Manual para chocar Portugueses Felizes
Novidades 3 comentários »Não posso concordar com “conclusões” de quaisquer “estudos“, porque elas/eles são sempre (se o assunto for complexo) a sorte e a aproximação. Obviamente pode-se argumentar que, no caso dessa entidade chamada “Portugueses”, o estudo nem terá enfrentado demasiadas complexidades. Mas nunca fiando, até porque o objecto de estudo já deu provas, ao longo de quase mil anos, de ser multiforme, versátil, adaptável e, ocasionalmente, imprevisível. Pessoalmente, gosto de Portugueses, fritos, assados, no forno, na cidade, no campo ou na praia. E estão a ficar mais urbanos, catitas. Sempre achei que nós Portugueses éramos os únicos Verdadeiros Europeus, porque éramos os únicos que, genuinamente, nos queríamos diluir na Europa. E diluir no sentido de anular mesmo. E continuamos a ser o único povo que, genuinamente, se odeia a si próprio enquanto colectivo nacional, mas se adora enquanto pequena colectividade.
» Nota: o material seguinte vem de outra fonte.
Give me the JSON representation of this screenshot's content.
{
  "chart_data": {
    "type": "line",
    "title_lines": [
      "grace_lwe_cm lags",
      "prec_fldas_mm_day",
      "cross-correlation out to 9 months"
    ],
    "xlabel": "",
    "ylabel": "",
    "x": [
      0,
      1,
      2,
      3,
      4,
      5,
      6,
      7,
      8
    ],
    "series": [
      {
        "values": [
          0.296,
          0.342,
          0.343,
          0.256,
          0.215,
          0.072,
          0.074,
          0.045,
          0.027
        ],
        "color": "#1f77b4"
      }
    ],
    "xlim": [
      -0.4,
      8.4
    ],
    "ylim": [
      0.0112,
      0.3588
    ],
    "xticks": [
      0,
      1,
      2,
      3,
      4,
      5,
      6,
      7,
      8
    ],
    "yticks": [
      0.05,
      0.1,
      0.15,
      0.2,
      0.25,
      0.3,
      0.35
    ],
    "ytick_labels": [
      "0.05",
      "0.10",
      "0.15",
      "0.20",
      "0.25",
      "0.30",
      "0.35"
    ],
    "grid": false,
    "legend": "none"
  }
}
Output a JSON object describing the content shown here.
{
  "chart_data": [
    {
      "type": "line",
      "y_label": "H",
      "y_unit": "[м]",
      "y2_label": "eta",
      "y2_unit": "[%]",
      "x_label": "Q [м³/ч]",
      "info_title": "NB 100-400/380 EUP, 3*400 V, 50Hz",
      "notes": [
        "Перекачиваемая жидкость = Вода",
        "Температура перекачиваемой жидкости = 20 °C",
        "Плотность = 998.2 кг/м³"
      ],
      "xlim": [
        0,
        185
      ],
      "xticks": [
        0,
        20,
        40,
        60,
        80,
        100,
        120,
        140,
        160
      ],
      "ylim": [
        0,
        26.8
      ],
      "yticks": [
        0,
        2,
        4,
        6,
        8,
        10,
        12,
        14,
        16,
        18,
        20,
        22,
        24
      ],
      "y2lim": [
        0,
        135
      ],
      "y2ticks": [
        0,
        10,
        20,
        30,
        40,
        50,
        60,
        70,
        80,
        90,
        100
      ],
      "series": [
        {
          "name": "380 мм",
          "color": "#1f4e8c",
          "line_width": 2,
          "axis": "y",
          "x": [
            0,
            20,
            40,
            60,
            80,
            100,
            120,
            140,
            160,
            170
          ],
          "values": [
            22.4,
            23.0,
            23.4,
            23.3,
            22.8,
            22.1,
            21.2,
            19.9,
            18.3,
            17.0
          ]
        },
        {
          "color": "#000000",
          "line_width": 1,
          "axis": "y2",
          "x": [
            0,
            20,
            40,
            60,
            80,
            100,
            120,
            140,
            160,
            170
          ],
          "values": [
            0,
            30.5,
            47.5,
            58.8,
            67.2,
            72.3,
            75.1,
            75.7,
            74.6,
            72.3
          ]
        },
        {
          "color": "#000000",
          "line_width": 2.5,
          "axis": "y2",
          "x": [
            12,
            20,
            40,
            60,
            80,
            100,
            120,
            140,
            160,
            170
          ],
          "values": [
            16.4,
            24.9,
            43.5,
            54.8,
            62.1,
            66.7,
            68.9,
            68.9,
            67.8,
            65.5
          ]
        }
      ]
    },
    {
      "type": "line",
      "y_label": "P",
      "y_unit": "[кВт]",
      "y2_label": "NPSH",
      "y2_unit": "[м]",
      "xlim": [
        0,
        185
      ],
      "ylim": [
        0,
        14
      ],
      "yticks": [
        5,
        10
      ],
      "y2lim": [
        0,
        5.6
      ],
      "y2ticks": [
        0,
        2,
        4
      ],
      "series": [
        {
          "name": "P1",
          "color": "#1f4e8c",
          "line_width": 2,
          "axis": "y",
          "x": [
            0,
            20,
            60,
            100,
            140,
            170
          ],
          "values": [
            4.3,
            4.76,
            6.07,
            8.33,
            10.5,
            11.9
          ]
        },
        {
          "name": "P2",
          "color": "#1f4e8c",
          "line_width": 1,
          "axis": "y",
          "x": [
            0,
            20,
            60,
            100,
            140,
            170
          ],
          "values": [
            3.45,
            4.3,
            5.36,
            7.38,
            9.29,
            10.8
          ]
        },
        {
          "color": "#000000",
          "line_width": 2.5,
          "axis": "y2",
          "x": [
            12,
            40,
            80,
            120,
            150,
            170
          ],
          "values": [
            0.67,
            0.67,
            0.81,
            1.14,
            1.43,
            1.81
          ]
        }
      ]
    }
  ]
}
No fundo somos uma feliz sociedade recreativa, um país com pés de bairro, e a verdade é que nenhum de nós, nem mesmo o mais caturra, resiste a um alegre arraial. Isto podia ser terrível, mas é talvez a chave do nosso génio. Somos o povo-camaleão , o povo-macaco de imitação, o povo-Zelig , o país que quer ser, do primeiro-ministro ao arrumador, “como se é lá fora”. E isso não tem mal nenhum, antes pelo contrário, é o nosso encanto. E a chave para a nossa identidade. “Gostava de ser outro”, disse Pessoa. Ora aqui está uma boa definição para Portugal, acho: “O país que gostava de ser outro”.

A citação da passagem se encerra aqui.